How to get past the blurring effect of the atmosphere. For the first time, scientists from UC Berkeley and Lawrence Livermore, in conjunction with astrophysicists from the California Institute of Technology, UC Santa Cruz, the National Science Foundation's Center for Adaptive Optics and UC's Lick Observatory, have observed that distant larger stars formed in flattened accretion disks just like the sun.
Using the laser guide star adaptive optics system created by LLNL scientists, the team was able to determine that some of the relatively young yet massive Herbig Ae/Be stars contain biconical nebulae, polarized jets and circumstellar disks. Less massive stars including the sun are believed to be formed in a swirling spherical cloud that collapses into a disk.
The astronomers observed a strongly polarized, biconical nebula 10 arcseconds in diameter around the star LkHa 198 and a polarized jet-like feature in LkHa 198-IR. The star LkHa 233 featured a narrow, unpolarized dark lane similar to an optically thick circumstellar disk. The research appears in the February 27 edition of the journal Science.

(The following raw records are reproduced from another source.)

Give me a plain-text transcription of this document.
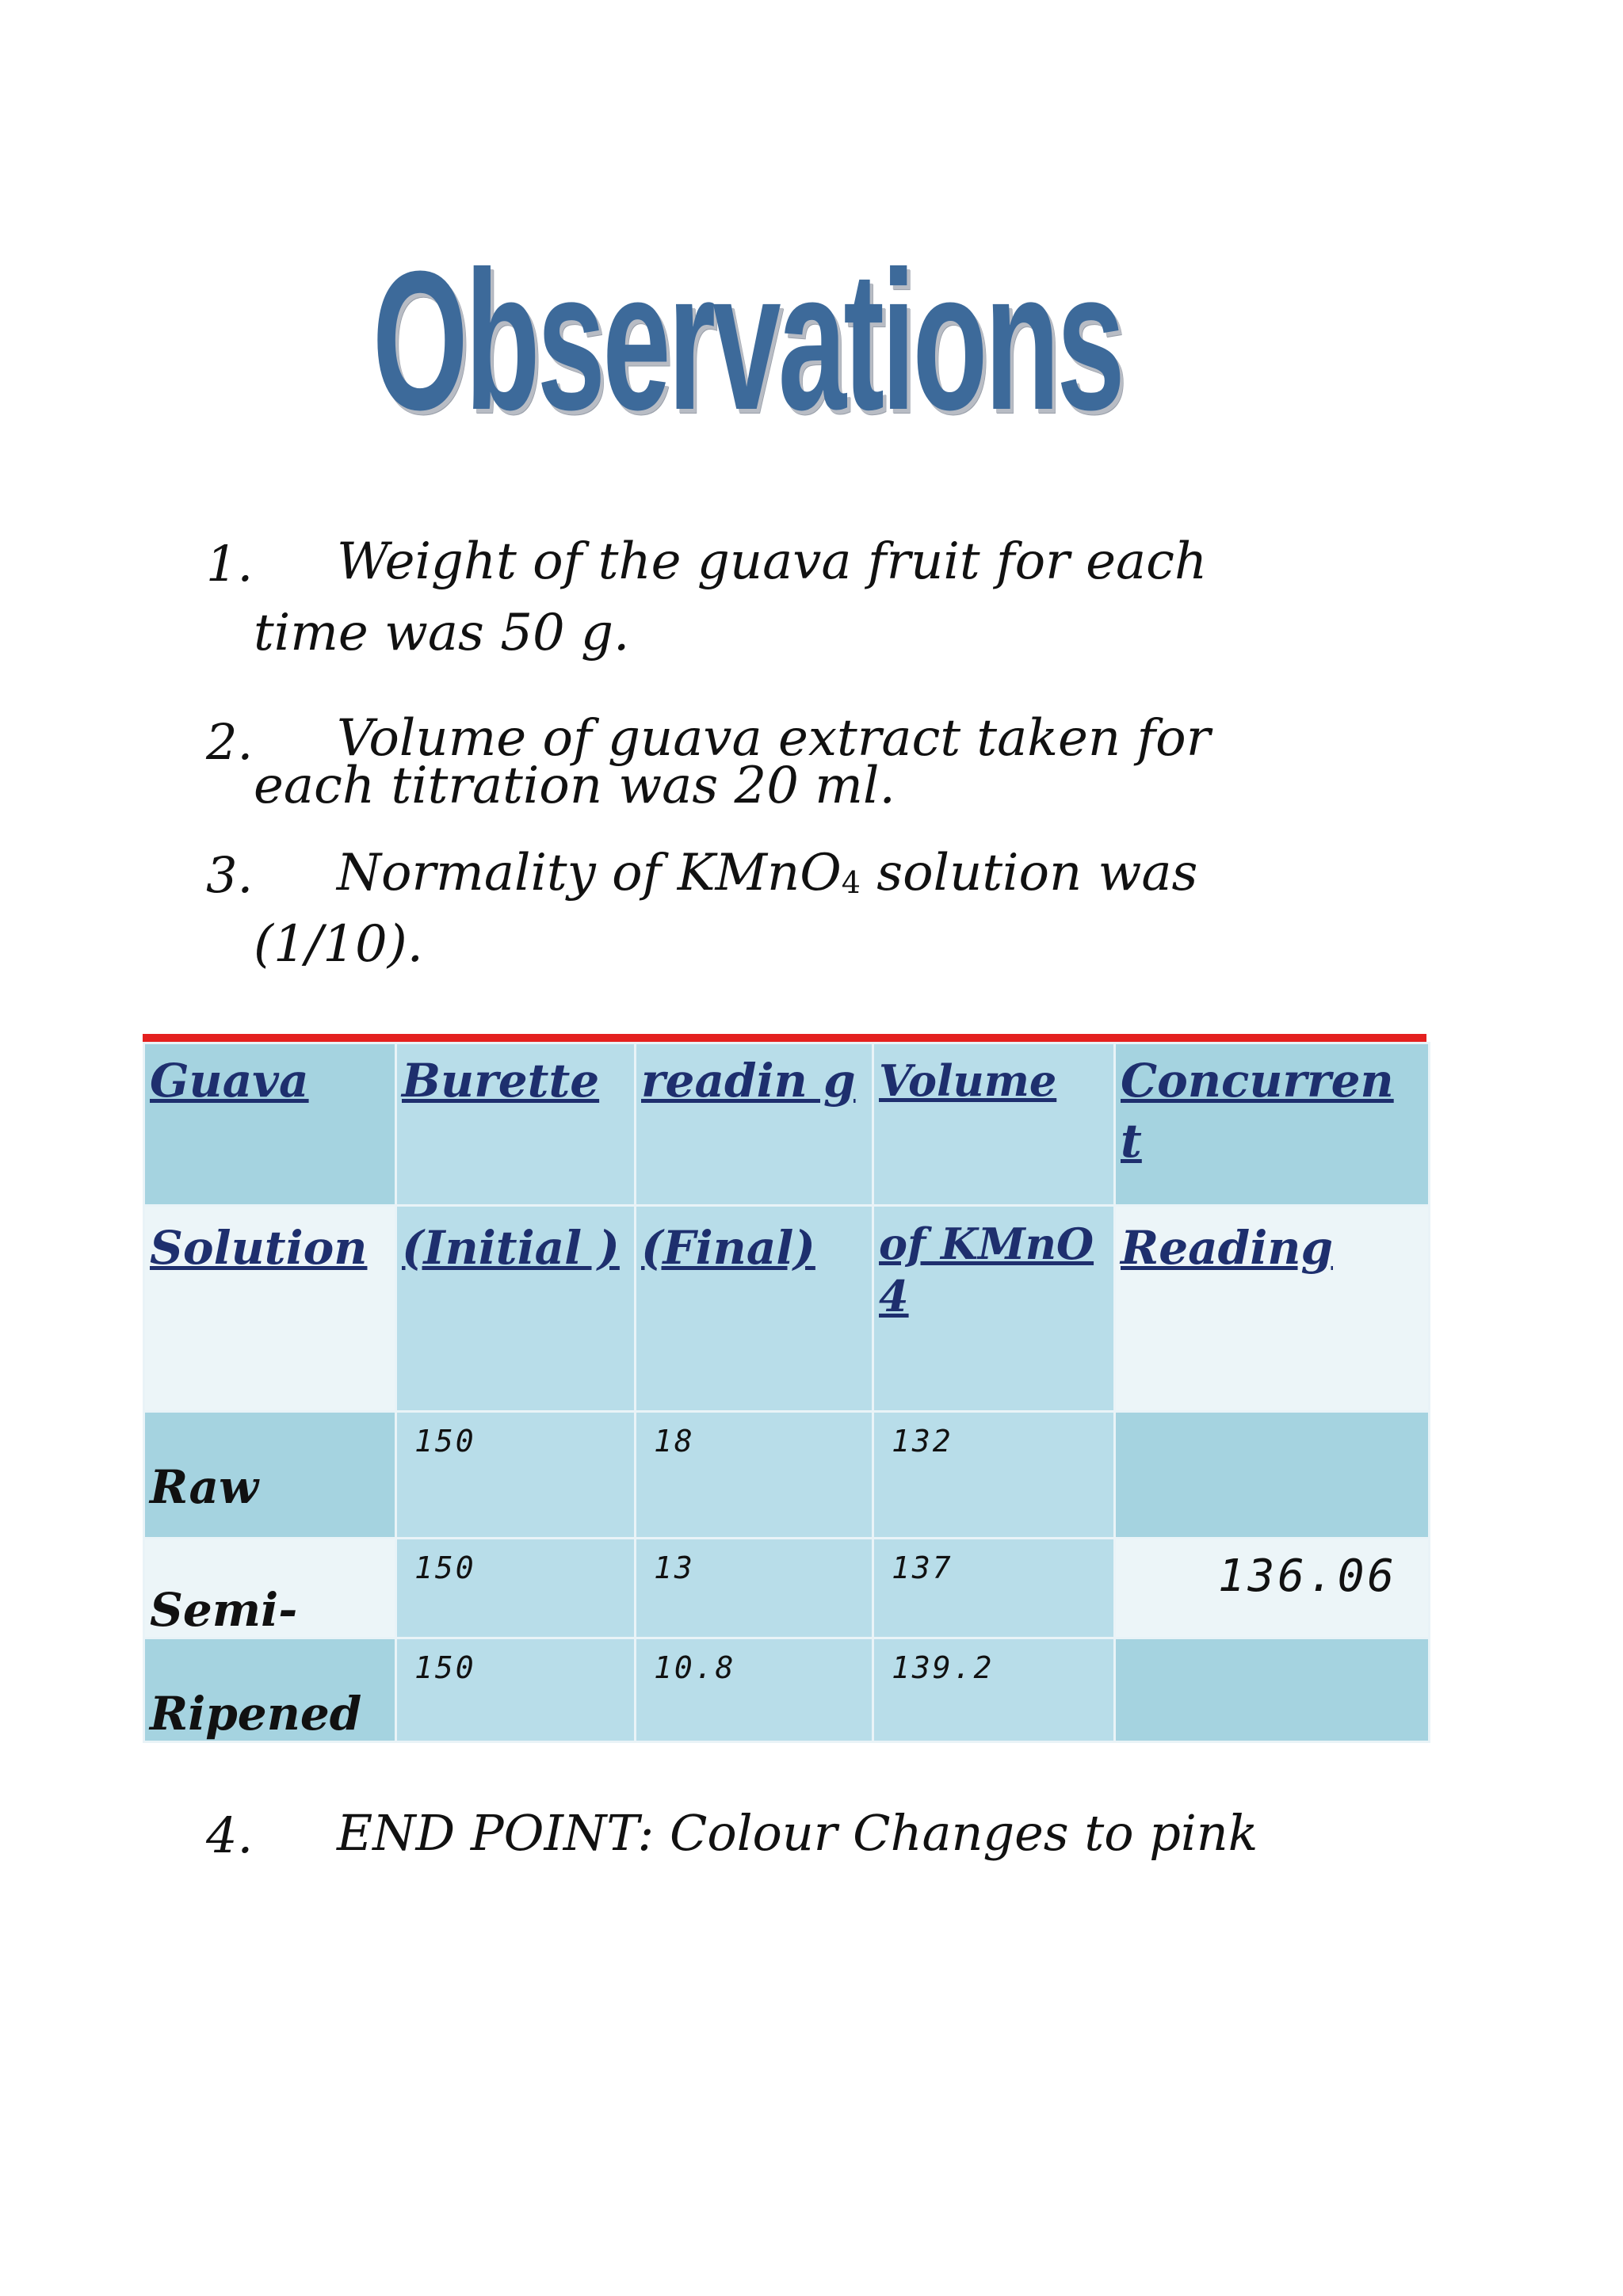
Observations
1. Weight of the guava fruit for each
time was 50 g.
2. Volume of guava extract taken for
each titration was 20 ml.
3. Normality of KMnO$_4$ solution was
(1/10).
Guava	Burette	readin g	Volume	Concurren t

Solution	(Initial )	(Final)	of KMnO4	Reading

Raw	150	18	132	

Semi-	150	13	137	136.06

Ripened	150	10.8	139.2	

4. END POINT: Colour Changes to pink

The adaptive optics system enables astronomers to minimize the blurring effects of the Earth's atmosphere, producing images with unprecedented detail and resolution. The adaptive optics system uses light from a relatively bright star to measure the atmospheric distortions and to correct for them, but only about 1 percent of the sky contains stars sufficiently bright to be of use. The laser guide star enables astronomers to study nearly the entire sky with the high resolution of adaptive optics.

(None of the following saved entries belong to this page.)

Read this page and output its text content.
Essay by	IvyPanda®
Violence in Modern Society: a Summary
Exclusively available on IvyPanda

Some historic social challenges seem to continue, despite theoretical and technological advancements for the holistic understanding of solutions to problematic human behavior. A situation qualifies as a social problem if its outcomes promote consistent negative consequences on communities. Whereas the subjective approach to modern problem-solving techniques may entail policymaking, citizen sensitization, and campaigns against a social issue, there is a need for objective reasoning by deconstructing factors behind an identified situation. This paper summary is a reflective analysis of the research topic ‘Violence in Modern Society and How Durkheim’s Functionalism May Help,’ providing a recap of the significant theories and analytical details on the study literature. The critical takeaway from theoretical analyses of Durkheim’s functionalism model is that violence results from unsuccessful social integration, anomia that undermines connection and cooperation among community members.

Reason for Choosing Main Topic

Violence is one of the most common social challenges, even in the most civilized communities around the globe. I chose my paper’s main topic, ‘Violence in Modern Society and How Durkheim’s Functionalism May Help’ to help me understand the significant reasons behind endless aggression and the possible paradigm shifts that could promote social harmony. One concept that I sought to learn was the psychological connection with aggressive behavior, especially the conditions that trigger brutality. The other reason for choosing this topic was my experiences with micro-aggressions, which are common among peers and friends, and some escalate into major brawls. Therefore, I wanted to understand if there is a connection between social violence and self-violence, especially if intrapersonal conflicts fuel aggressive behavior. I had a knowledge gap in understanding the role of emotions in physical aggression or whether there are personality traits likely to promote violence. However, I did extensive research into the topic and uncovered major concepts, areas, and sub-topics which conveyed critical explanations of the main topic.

"Lasers have been developed into powerful tools for everything from surgery to machining," said Claire Max, deputy director of CfAO and an astrophysicist with LLNL's Institute of Geophysics and Planetary Physics. "Now, we are using lasers to observe young stars just after they have formed from their surrounding gas clouds."

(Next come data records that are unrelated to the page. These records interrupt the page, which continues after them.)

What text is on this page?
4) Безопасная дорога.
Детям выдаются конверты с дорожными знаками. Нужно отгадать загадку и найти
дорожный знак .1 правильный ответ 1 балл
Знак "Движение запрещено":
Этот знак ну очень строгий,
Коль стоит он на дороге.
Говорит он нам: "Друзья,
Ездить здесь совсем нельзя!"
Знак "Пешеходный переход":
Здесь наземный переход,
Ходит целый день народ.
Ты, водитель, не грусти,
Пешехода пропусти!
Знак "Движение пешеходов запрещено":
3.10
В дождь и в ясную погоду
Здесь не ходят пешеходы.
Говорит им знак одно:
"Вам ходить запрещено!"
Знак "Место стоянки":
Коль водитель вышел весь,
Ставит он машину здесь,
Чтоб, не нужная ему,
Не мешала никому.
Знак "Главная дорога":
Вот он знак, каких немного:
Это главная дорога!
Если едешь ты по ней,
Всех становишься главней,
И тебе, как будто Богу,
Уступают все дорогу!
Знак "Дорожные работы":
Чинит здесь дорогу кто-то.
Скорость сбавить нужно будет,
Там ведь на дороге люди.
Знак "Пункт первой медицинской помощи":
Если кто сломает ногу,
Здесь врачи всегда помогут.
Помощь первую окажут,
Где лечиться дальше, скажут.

Herbig Ae/Be stars are young stars with masses between 1.5 and 10 times that of the sun and are less than 10 million years old, which is young by astronomical standards. While they are fundamentally very luminous, many are so distant that one can't see details of their immediate environments without the use of a laser guide star adaptive optics system. These stars are thought to be the young stage of the massive stars that later experience supernova explosions and trigger star formation in nearby clouds.
Adaptive optics refers to the ability to compensate or adapt to turbulence in the Earth's atmosphere, removing the blurring of starlight. Adaptive optics systems measure the distortions of the light from a star and then remove the distortions by bouncing the light off a deformable mirror, which corrects the image several hundred times per second.
The only laser guide star systems in the world currently being used regularly for astronomy are at the at Lick and W.M. Keck observatories, and were built by LLNL. The sodium dye laser, under the direction of LLNL laser scientists Deanna Pennington and Herbert Friedman, completes the adaptive optics system mounted to Lick's Shane telescope. It is operated by Lick staff.